Binti by Nnedi Okorafor
Rating: 5/5 stars
#52Challenge prompt: the first book in a trilogy
Note: Attempting a spoiler free review here.
Sci-fi and fantasy are both genres that sometimes blend together in ways that I’m unsure what to call a book. Binti is that way. Though perhaps Binti is sci-fi with a mix of magical realism. Magical realism for an invented world, invented peoples, and magical realism because racism never made the people of this universe think beyond a tradition.
I used to read quickly, especially when I was still in school. My partner handed me a Kindle — which I don’t usually read on, preferring like lots of folks paper — and told me Binti would take me 30 minutes to finish. The Kindle clocks you. It took me slightly over twice as long to read Binti.
I prefer to read at a slower pace now because it lets the words sink in. It helps me paint a picture. It helps me remember Binti beyond the minutes I spent reading it.
Okorafor crafts a world that deserves a slow read. (Though I am looking forward to reading the next installments.) She plays with concepts that could slip on by if you aren’t paying attention. There’s a reveal at the end of the Binti that changes Binti, our main character, forever on her journey. Blink, and you’ll wonder how you got there. Stay with the words, and you’ll see the path.

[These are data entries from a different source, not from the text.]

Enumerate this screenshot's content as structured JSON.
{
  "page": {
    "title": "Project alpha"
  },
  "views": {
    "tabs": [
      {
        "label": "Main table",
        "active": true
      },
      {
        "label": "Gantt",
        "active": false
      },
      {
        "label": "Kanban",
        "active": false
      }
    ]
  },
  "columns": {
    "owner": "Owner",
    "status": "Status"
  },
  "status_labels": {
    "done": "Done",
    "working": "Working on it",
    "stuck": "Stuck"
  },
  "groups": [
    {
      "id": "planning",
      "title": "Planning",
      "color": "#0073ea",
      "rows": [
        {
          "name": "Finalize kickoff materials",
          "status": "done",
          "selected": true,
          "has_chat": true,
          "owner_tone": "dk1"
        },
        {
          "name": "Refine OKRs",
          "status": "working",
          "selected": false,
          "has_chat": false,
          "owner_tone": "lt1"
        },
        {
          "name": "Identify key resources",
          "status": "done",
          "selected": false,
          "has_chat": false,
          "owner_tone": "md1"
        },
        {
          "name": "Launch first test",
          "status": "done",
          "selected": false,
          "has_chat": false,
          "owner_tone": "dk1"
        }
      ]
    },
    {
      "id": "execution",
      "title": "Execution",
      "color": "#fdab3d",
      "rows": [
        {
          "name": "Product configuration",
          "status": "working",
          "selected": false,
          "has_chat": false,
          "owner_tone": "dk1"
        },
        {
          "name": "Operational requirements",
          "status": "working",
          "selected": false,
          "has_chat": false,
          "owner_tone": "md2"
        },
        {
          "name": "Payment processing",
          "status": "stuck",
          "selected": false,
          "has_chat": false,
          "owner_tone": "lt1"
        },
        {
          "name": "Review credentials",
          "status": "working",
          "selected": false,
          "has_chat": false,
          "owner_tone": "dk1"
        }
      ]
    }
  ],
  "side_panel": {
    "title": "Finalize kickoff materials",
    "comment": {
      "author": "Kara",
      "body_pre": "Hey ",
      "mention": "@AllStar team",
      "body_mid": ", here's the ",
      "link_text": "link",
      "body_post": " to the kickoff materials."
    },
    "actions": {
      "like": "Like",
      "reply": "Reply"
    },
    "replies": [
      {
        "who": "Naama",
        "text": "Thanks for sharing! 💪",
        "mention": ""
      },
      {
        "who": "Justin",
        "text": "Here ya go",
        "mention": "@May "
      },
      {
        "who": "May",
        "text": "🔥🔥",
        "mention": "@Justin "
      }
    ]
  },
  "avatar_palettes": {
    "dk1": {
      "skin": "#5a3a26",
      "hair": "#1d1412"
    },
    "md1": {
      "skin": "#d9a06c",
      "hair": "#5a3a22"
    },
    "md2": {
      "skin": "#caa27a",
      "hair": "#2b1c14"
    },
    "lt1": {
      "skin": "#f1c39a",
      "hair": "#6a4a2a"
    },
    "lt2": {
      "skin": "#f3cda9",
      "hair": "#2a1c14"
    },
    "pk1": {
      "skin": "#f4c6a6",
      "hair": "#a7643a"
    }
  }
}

Binti’s transformation and her differences being her strength make her stand out as a heroine. She’s also a believable young person, who’s on the cusp of adulthood, balancing both curiosity and fear. She defies her parents, but also embodies their goodness in her path.
Okorafor does a wonderful bait-and-switch on how you think the story will unravel. It’s such a delight to be sucked in, and then have a twist that shifts everything you thought was true, multiple times, in a short novella.
Take your time with Binti, and you too will be rewarded.